Quelques exemplaires seulement.
Extrait
Mon voyage chez les hommes-bousiers dans les collines presque impénétrables de l'île de M. que couvre encore l'épaisse toison de la forêt tropicale, date déjà de la première moitié du siècle. Ce récit apparaîtra donc comme un document d'époque, que la rapide évolution des peuples dits primitifs semble rejeter dans le domaine de l'imaginaire. L'homme n'en reste pas moins pour l'homme un paradis perdu vers lequel il regarde avec nostalgie, quand bien même sa marche en avant ne laisserait derrière lui que quelques traînards, témoins fossilisés de ce passé révolu. Ces notes n'ont d'autre mérite que d'avoir été prises sur le vif, et le lecteur voudra bien excuser leur « naturel », j'entends par là le peu d'apprêt qui a présidé à leur rédaction, en raison des circonstances souvent défavorables, voire même hostiles, où elles ont été écrites. Telles quelles, je les ai utilisées pour une conférence donnée au Cercle des Explorateurs à Paris en décembre 19.. L'aimable insistance de mes éditeurs m'a finalement conduit à les sortir de mes tiroirs pour les mettre dans les mains du lecteur qui va devoir maintenant s'en accommoder.
« Ils ont la manie de tout renfermer dans des boules : leurs femmes, leurs enfants, leurs vivres ; boules de toutes les dimensions qu'ils poussent sans cesse devant eux pour se rendre à quelque foire ou pour les mettre en sûreté. Nomades dans l'âme, ne se trouvant bien qu'ailleurs, aimant rêver des êtres et des choses qu'ils mettent en boule et ne les ouvrant qu'à regret, souvent déçus, pour en jouir. Boules caves, boules greniers, boules habitacles, celles-ci percées d'un trou par où passent aussi bien la nourriture que les immondices, et qui permet de communiquer avec la personne qui s'y trouve. » Leurs mœurs m'étant connues, je savais à quoi m'attendre en m'introduisant chez eux ; car il s'agit d'hommes robustes qui ne supportent pas longtemps le face-à-face avec un étranger, le trouvant sans doute trop incirconscrit, trop tête en l'air et toujours prêt à vous fausser compagnie, et qui ont tôt fait de vous rouler dans leur terre qui est gluante et de vous enfermer dans une boule, ce qui bien entendu m'arriva. J'eus beau parlementer, leur dire que j'étais chargé par mon pays d'un message important, ils me répondaient toujours : « Dans la boule, vous nous direz tout cela quand vous serez dans la boule. » C'est donc d'une expérience vécue, et qui m'entraîna bien au-delà de ce qui paraissait opportun qu'il m'est donné de vous entretenir aujourd'hui.

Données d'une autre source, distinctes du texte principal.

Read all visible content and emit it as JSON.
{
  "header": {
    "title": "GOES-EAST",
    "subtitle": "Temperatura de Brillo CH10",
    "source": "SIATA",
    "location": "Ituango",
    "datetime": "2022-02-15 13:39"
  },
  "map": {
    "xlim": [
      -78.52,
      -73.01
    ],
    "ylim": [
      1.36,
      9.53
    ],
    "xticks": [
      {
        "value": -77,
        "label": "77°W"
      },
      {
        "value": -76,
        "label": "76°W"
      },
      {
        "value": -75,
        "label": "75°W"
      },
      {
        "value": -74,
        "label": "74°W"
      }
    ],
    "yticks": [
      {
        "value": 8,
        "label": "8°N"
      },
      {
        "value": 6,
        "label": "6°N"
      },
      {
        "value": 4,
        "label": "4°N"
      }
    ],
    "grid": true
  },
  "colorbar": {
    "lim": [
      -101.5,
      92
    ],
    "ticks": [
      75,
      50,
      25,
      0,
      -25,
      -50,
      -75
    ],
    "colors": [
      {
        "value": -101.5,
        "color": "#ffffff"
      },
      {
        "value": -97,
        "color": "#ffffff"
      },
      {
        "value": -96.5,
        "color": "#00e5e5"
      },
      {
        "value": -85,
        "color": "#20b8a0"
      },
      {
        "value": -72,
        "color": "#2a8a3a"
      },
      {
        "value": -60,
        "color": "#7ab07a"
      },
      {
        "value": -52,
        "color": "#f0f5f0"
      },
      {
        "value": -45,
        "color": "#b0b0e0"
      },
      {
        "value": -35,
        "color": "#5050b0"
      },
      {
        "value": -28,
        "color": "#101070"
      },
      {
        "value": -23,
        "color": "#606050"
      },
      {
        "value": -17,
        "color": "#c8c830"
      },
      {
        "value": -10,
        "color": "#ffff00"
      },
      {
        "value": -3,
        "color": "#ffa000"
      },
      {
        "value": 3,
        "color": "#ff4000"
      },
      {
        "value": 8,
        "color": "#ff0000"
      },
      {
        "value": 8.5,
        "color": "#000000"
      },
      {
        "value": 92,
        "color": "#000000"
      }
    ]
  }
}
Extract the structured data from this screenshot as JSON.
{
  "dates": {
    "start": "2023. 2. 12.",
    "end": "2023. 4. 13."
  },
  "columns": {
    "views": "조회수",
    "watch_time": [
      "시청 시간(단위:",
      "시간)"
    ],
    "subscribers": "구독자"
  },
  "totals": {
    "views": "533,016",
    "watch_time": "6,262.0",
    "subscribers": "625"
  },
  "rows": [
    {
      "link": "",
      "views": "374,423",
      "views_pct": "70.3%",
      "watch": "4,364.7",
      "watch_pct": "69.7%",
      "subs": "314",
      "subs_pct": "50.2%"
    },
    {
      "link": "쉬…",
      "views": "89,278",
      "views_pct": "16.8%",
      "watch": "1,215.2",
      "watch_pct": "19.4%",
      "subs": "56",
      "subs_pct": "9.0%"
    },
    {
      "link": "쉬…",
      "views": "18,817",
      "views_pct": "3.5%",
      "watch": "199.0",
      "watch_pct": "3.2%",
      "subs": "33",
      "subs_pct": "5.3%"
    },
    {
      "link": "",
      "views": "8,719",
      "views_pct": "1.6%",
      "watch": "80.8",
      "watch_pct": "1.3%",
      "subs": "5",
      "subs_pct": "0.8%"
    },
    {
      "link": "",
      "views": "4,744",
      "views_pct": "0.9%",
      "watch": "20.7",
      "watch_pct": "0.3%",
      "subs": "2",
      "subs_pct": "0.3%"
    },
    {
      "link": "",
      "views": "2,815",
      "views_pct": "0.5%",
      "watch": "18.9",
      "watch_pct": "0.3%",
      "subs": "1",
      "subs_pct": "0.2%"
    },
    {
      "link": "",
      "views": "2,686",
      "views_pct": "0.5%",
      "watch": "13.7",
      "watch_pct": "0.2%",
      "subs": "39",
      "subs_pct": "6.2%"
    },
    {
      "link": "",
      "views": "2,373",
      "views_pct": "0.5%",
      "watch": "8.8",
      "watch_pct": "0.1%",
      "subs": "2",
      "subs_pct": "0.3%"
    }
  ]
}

Avant que la boule durcisse — ils la forment souvent sur vous, avec de la terre, des excréments, des lianes, de grandes feuilles d'arbre ou de fougères entrelacées, — on dispose d'un peu de temps pour, à force d'étirements et de tractions, la distendre de l'intérieur, la modeler du dedans à sa mesure et se façonner ainsi un habitacle où l'on puisse, sinon avoir toutes ses aises au point de s'y tenir debout, du moins éviter de s'y trouver recroquevillé, et même jouir du confort de s'y asseoir à peu près convenablement. Aussi bien, il serait imprudent de voir trop grand, car la boule doit rouler et alors gare aux bosses.
Reproduction de la gravure aquarellée de Ramón Alejandro
qui orne 5 exemplaires de tête.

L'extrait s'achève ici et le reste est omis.